The trial judge, Justice Binta Nyako, gave the date after listening to submissions of counsel for and against the motion.
Kanu and his co-accuseds, Chidiebere Onwudiwe, Benjamin Madubugwu and David Nwawuisi, are currently facing an amended five-count charge of treasonable felony slammed against them by the federal government.
The federal government had earlier arraigned the pro-Brifians on an 11-count charge including terrorism, but Justice Nyako in a ruling on a defence’s motion challenging the competence of the charge, struck out six of the charges including the one bordering on terrorism.
Also, Justice Nyako had on December 13, 2016, ordered that witnesses that would testify for the prosecution against Kanu and three others on trial for conspiracy to broadcast materials tended to secede from the Federal Republic of Nigeria and create a Biafra state be shielded from the public.
At the resumed trial, counsel to the defendants told the court of the need to review an earlier order of the court that upheld a motion on the protection of witnesses on grounds that there is no longer any justification for that order.
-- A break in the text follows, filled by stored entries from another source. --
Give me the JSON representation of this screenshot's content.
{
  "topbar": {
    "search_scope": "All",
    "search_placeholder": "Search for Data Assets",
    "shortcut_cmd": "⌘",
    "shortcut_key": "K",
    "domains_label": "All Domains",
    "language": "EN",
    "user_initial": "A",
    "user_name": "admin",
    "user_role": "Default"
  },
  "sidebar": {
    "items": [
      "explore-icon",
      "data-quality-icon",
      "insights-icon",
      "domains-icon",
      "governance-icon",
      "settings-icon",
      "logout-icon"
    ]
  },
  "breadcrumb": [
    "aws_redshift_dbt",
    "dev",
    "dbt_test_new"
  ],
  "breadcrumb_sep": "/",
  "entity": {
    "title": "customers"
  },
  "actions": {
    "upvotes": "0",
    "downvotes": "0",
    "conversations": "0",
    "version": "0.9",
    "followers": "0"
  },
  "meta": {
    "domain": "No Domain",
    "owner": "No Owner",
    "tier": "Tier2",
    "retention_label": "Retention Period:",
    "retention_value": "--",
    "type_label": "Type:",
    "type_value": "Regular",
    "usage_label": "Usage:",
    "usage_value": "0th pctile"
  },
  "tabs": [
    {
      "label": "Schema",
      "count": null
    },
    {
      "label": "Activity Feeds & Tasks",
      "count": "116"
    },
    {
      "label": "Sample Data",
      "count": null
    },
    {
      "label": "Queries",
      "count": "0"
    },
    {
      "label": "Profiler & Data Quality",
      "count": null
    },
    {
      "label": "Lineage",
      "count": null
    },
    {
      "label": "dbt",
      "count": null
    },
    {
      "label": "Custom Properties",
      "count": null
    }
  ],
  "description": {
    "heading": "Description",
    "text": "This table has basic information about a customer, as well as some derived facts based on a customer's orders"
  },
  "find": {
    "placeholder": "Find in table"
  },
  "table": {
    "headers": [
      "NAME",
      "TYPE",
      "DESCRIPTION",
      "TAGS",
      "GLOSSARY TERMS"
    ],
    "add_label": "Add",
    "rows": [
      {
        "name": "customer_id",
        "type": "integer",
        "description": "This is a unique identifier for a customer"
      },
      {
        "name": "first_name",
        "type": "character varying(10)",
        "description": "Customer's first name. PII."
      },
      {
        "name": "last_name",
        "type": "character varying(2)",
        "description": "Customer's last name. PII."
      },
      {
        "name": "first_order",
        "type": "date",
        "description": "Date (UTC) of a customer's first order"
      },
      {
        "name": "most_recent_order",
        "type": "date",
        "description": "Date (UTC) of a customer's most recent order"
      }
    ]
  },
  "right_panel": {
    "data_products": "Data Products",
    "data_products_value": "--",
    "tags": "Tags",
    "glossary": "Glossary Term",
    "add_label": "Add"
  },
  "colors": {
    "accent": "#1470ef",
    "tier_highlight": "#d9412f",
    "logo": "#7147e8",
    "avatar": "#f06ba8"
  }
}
Counsel to Kanu, Ifeanyi Ejiofor, argued that since terrorism charge has been struck out, among others, against the defendants there was need to review the ruling which gave the prosecution the right to shield witnesses.
He averred that terrorism act seeks leave to protect witnesses but now that that charge had been struck out from among the charges the defendants are been tried, it was necessary for court to set aside the order of December 13, 2016.
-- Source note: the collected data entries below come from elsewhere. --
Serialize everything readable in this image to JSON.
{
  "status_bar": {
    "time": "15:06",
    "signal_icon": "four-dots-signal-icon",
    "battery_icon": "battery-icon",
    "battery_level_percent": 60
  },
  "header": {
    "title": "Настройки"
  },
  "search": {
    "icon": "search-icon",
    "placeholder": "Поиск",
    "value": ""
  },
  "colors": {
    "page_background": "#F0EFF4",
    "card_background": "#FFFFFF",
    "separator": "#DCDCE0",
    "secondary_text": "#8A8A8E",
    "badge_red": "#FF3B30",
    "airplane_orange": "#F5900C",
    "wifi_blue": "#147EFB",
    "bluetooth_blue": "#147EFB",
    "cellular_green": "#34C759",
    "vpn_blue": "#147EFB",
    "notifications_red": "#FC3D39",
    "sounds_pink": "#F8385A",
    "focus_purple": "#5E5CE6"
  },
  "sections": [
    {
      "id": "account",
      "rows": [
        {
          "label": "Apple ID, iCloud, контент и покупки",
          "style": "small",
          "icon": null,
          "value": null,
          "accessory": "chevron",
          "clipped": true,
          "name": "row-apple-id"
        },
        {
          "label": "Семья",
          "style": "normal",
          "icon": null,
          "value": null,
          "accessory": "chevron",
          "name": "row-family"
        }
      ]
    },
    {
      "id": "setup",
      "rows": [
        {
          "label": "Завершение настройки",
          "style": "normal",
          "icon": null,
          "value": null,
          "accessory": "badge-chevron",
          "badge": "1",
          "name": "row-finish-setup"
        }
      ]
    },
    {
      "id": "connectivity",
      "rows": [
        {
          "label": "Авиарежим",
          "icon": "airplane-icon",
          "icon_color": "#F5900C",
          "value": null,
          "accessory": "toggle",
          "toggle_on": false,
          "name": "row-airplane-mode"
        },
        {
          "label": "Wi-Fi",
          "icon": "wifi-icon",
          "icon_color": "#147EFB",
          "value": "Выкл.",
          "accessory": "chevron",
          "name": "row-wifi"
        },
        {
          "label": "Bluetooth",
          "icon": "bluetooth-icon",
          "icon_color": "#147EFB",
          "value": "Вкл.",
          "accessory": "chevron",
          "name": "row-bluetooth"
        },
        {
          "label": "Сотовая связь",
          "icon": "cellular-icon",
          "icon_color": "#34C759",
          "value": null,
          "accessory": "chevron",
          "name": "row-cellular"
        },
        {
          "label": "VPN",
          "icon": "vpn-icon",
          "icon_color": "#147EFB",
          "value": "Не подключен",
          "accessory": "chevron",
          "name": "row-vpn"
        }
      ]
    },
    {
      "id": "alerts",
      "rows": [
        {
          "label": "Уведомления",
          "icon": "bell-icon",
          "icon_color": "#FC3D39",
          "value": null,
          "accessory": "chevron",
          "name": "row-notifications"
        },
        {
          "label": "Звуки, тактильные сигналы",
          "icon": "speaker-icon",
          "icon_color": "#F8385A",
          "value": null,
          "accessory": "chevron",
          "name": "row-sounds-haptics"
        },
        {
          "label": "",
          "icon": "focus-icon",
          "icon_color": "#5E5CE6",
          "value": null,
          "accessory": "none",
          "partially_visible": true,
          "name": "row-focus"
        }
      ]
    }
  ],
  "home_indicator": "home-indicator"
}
Counsel to the third defendant, Emmanuel Eseme, cited section 36 (4) of the 1999 Constitution as amended as saying that defendants standing trial on criminal cases should be tried in open court.
Also arguing along the same line, Chukwuma Ozougwu, counsel to the fourth defendant, Urged the court to treat all equally since they are all equal before the court.
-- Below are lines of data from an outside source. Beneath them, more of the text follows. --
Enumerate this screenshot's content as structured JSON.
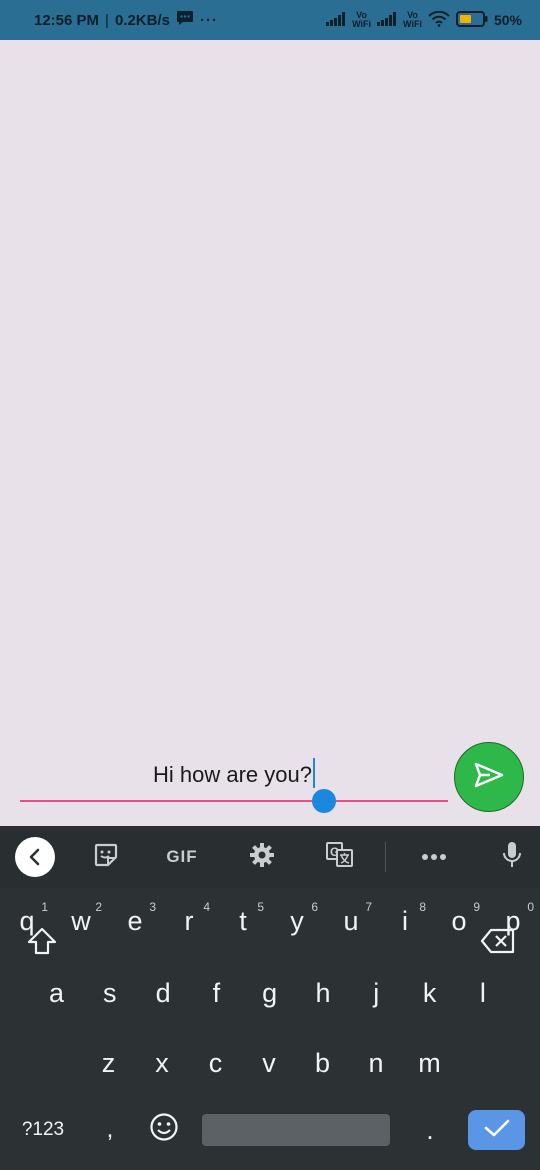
{
  "status_bar": {
    "time": "12:56 PM",
    "separator": "|",
    "speed": "0.2KB/s",
    "more": "···",
    "volte_1": "Vo",
    "wifi_1": "WiFi",
    "volte_2": "Vo",
    "wifi_2": "WiFi",
    "battery": "50%"
  },
  "composer": {
    "text": "Hi how are you?"
  },
  "keyboard_toolbar": {
    "gif_label": "GIF"
  },
  "keyboard": {
    "row1": [
      {
        "key": "q",
        "hint": "1"
      },
      {
        "key": "w",
        "hint": "2"
      },
      {
        "key": "e",
        "hint": "3"
      },
      {
        "key": "r",
        "hint": "4"
      },
      {
        "key": "t",
        "hint": "5"
      },
      {
        "key": "y",
        "hint": "6"
      },
      {
        "key": "u",
        "hint": "7"
      },
      {
        "key": "i",
        "hint": "8"
      },
      {
        "key": "o",
        "hint": "9"
      },
      {
        "key": "p",
        "hint": "0"
      }
    ],
    "row2": [
      "a",
      "s",
      "d",
      "f",
      "g",
      "h",
      "j",
      "k",
      "l"
    ],
    "row3": [
      "z",
      "x",
      "c",
      "v",
      "b",
      "n",
      "m"
    ],
    "symbols_label": "?123",
    "comma": ",",
    "period": "."
  },
  "colors": {
    "accent_underline": "#e84f86",
    "send_button": "#2eb84a",
    "enter_key": "#5a95e6",
    "status_bar": "#2a6f93"
  }
}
However, prosecution counsel, Shuaibu Labaran, urged the court to dismiss the defendants’ applications on grounds that it was frivolous, lacking in merit and an attempt to delay and frustrate the trial.
He drew the attention of the court to Section 232 (4) of the Administration of Criminal Justice Act (ACJA), which gives a judge discretionary powers under which the December 13 order was made.
Responding, Justice Nyako, adjourned till April 25 for ruling on the application, a date she had earlier fixed also for ruling on the bail application of the defendants.
Justice Nyako though refused to take applications from the defendants which bordered on release of some of their personal effects, including cash and cars however, ordered that the wedding rings of the second and fourth defendants and the reading glasses of the second defendant be released to them before the next adjourned date.